What is a Team Comp?

A team composition (or "comp") is the specific combination of champions, traits, and items you build toward during a game of TFT. Rather than throwing random strong units onto your board, a comp gives your team a coherent identity where every piece serves a purpose. Understanding how comps work is the foundation of competitive TFT play.

The Key Elements of a Comp

Every team composition is built around a few core elements that work together:

  • Primary carry: This is your main damage dealer, the champion who will deal the majority of your team's damage. Your three best offensive items go on this unit. Everything else in the comp exists to support them.
  • Secondary carry: A second threat that provides supplemental damage or utility. This unit typically receives leftover items or defensive/utility items that your primary carry does not need.
  • Frontline: Tanky champions placed in the front rows to absorb damage and crowd control enemies. They buy time for your carries to deal damage safely from behind.
  • Supporting units: Champions included primarily to activate important trait bonuses, provide aura effects, or offer crowd control. These units may not deal much damage on their own, but they make the whole team stronger through synergy.

How Comps Come Together

Team comps gain their strength from shared traits. When multiple champions share a trait, that trait activates and provides a bonus to your team. A well-designed comp stacks complementary traits so that your carry benefits from multiple offensive bonuses while your frontline gets defensive bonuses.
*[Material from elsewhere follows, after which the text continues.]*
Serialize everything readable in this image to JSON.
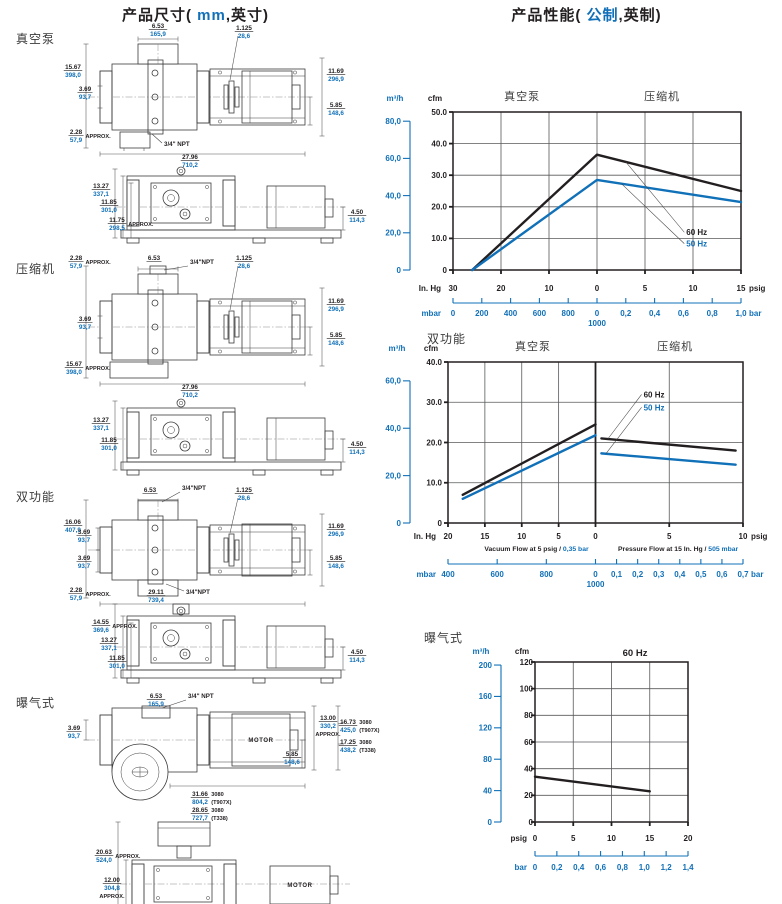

For example, a comp might pair four champions that share a damage-boosting trait with three champions that share a tanky trait. The overlapping synergies make the whole team greater than the sum of its parts.

Following a Comp vs Playing What the Game Gives You

There are two broad approaches to building your team each game:

  • Following a comp means you have a specific final board in mind from the start. You know which champions you want, which items you need, and roughly what your board should look like at each stage of the game. This approach is easier to learn because it gives you a clear plan.
  • Playing what the game gives you means adapting your comp based on the champions, items, and augments you receive. You stay flexible and pivot toward whatever the game offers. This approach is harder to execute but tends to produce more consistent results at higher levels of play.

In practice, most players use a blend of both. You might enter a game with two or three comps in mind and then commit to whichever one the game best supports.

Using Comp Guides and Tier Lists

Tier lists and comp guides are valuable resources, especially when you are learning. They show you proven combinations of champions and items that work well together. However, treat them as starting points, not rigid scripts. The best players understand why a comp works so they can adapt when they cannot find the exact units or items the guide suggests.

When reading a comp guide, pay attention to:

  • Which champion is the primary carry and which items they need
  • Which traits are essential to activate and which are nice-to-have
  • What the early and mid game boards look like before the final comp comes online
  • Which units can substitute for others if you cannot find them

Why Comps Matter

Playing without a comp means your team lacks direction. You end up with scattered traits that never fully activate and champions that do not support each other. A cohesive comp ensures every gold you spend and every champion you place on the board is working toward a unified goal. Learning a handful of reliable comps is the single fastest way to improve at TFT.